BAKHTINE, M. (V. N. VOLOCHINOV) (1977, 1929) Le marxisme et la philosophie du langage. Paris, Les Éditions de Minuit. (p. 102)
Die Autoren dieses Blogs – Kinder und Lehrpersonen – sind durch ihre ästhetischen Textgestaltungen im weitesten Sinne Autoren ihres eigenen (Sprachen)lernens.
Ihre Stimme trägt den Lernprozess, vielleicht zögernd doch bestimmt, denn sie zeugt von ihren Wünschen, ihrem Trachten und von ihren persönlichen Stimmungen und Schwankungen mittels ihrer bewussten Gestaltungen.
Bachtin beschreibt diese Stimme, diese ´Voice`:
The voice «is the speaking personality, the speaking consciousness. A voice always has a will or desire behind it, its own timbre and overtones.»
IN Michael HOLQUIST (1981) The Dialogic Imagination: Four Essays by M. M. Bakhtin. Austin, University of Texas Press. (p. 434)

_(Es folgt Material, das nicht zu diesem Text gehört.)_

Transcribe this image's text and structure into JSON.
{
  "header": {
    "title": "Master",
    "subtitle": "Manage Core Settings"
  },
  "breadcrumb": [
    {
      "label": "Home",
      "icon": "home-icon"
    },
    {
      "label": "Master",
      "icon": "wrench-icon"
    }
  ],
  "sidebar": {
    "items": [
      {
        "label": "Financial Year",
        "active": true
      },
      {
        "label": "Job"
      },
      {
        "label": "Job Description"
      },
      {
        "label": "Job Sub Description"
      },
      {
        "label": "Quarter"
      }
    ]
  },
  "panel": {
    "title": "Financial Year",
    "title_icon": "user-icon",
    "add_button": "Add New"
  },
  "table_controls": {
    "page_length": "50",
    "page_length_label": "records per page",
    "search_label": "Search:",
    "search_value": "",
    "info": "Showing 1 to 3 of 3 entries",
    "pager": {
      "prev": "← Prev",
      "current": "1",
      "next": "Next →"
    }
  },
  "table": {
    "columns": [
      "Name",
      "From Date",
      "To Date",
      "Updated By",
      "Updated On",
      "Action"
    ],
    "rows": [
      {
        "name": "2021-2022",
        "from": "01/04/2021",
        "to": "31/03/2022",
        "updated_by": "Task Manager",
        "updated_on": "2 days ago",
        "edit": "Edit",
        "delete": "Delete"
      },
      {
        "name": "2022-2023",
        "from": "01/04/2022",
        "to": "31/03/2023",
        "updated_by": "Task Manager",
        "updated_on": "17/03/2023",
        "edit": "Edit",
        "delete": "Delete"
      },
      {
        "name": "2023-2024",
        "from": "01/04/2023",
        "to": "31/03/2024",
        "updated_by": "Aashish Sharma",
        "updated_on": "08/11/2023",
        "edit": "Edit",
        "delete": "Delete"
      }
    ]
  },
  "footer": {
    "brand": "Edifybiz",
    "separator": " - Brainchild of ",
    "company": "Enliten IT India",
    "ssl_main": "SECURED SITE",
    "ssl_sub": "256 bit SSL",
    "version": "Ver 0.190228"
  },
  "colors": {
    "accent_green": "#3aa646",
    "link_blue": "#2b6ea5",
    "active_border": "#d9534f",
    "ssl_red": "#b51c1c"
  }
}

Gegen fremdbestimmtes, gewissermaßen bewusstloses Lernen nach vorgegebenen Strategien, Rezepten und Vorschriften setzt Marcia Moraes eine von Bachtins Ideen beeinflusste bilinguale Lernstrategie, die gerade auf die multilingualen Lernprozesse an Luxemburgs Schulen zutrifft:
«(…) each group of students (and teachers) have a myriad of living contexts from which they bring their own responsive understanding and meanings to daily activities in school. Furthermore, each student (and teacher) has a different history regarding the ways of ‘becoming’ a self and ‘naming’ the world. A recipe for teaching and learning erases identities and contexts.»
(1996) Bilingual Education – A Dialogue with the Bakhtin Circle. Albany, State University of New York Press. (p. 132)
Der Alte denkt wie Margaret Meek, dass mehr Bachtin gelesen werden müsste.